Digitalisierung und Techniken der Selbstsorge in Indien

Dieses Forschungsprojekt befasst sich mit digitalen Gesundheitstechnologien und ihrer Bedeutung für die Bewältigung von Stress und emotionalen Schwierigkeiten in Indien und darüber hinaus. Es untersucht zum einen die Entwicklung von Gesundheits-Apps und den Technologien, die diesen innewohnen, und fragt zum anderen, wie sich Vorstellungen und Praktiken von (Selbst-)Sorge (care) durch die Nutzung verändern. Onlinetherapien und Apps bieten technische Lösungen für (Selbst-)Sorge und die Bewältigung emotionaler Schwierigkeiten. Deren Designer und Programmierer haben bestimmte Vorstellungen von dem was psychische Gesundheit ist und über Kontexte und Lebensformen, in denen digitale Gesundheitstechnologien zum Einsatz kommen könnten. Diese Vorstellungen sind den Apps eingeschreiben, die als radikal neue Technologie aber auch gleichzeitig Sorgelandschaften und -praktiken verändern. Im Zentrum stehen einerseits Design und Entwicklung digitaler Innovationen im Bereich von psychischer Gesundheit, andererseits deren globalen, lokalen und alltäglichen Auswirkungen. Das Projekt leistet einen Beitrag zur Medizinanthropologie, Wissenschaft- und Technikforschung und zu Digitalisierungsstudien, indem es die Fallsstudie als Beitrag konzipiert zu Themenfeldern wie Universalität und Standardisierung, Utopien, Expertise, Sorge sowie Mensch-Technik-Beziehungen. Die Feldforschung umfasst teilnehmende Beobachtung und Interviews in Startups in Bangalore, die diese Apps für psychische Gesundheit entwickeln, in Krankhenhäusern, Unternehmen und Colleges, die diese einsetzen und Tagebuch-Projekte mit Nutzern.

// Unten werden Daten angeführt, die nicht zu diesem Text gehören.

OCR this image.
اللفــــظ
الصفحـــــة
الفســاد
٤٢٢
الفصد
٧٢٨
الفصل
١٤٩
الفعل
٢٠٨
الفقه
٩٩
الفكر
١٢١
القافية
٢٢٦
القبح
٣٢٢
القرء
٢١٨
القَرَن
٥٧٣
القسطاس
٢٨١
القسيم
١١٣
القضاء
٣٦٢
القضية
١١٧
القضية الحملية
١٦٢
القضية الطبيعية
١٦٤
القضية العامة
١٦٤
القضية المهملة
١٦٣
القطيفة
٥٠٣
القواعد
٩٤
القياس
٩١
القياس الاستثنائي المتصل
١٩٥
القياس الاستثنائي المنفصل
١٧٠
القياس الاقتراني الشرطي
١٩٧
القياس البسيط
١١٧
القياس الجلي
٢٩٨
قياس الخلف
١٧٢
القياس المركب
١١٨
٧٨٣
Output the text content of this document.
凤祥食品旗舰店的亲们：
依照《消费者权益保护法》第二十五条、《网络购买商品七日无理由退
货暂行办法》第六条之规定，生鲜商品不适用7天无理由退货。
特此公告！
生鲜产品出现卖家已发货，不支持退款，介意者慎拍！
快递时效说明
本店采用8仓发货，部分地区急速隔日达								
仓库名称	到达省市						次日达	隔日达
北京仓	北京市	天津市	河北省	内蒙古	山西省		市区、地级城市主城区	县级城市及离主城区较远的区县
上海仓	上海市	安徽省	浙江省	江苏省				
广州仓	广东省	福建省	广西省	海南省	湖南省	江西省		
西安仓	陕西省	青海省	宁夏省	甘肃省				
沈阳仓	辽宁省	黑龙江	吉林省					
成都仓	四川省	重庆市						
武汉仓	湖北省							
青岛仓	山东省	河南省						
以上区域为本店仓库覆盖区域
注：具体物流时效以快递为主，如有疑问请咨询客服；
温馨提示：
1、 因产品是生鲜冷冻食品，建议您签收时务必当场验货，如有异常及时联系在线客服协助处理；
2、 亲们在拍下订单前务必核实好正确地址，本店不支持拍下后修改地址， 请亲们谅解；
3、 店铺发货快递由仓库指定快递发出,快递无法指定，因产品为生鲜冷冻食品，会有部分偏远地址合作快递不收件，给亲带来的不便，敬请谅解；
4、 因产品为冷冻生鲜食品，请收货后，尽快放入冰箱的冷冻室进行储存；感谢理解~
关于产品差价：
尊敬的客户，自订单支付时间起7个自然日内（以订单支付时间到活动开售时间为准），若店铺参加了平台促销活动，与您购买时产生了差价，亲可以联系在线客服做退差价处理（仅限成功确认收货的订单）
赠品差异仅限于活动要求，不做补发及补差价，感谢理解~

Psychische Gesundheit und Wohlbefinden sind zu einem wichtigen Thema und Ziel von Interventionen im Feld der globalen Gesundheit geworden. Gleichzeitig haben die Covid-19-Pandemie und die damit verbundenen Maßnahmen nicht nur eine globale Krise der psychischen Gesundheit verursacht, sondern auch die Verwendung von digitalen Technologien zur Verbesserung von psychischer Gesundheit normalisiert. Apps zur Stabilisierung von psychischer Gesundheit und Steigerung von Wohlbefinden versprechen Lösungen für die emotionalen Herausforderungen der heutigen Zeit und während sie neue Formen der (Selbst-) Sorge ermöglichen, sind sie auch Instrumente der (Selbst-) Kontrolle. Plattformen und Apps für psychische Gesundheit verlagern Therapie aus der Klinik in das Smartphone. Sie gründen auf einer neuartigen Kooperation zwischen Therapeuten und  IT-Experten, und ihre techno-optimistischen Erfinder und Befürworter sehen sie als probates Mittel zur Überwindung von Versorgungslücken und Stigma, als Medien für selbstbestimmte und personalisierte Intervention und als Antwort auf neue Bedürfnisse. Sie erziehen zur Selbstsorge und Eigenverantwortlichkeit und sind damit, so ihre Kritiker, Instrumente, die Auseinandersetzung mit strukturelle Ursachen von Leiden zu umschiffen.

Was sind die politischen, wirtschaftlichen und moralischen Hoffnungen, die die Verbreitung solcher digitalen Werkzeuge fördern? Welche neuen Formen der Für-Sorge, Selbstsorge und Intimität bringen sie hervor, wie werden diese durch sozialen Kontexte vermittelt? Welche standardisierten Annahmen über psychische Gesundheit und emotionale Schwierigkeiten werden in Technologien eingeschrieben, und wie werden diese verändert durch die Nutzung und fortwährende Weiterentwicklung? Welche politische und ökonomische Mobilisierung, welche Kritik lösen sie aus? Diese sind einige der Fragen, die in diesem Projekt bearbeitet werden.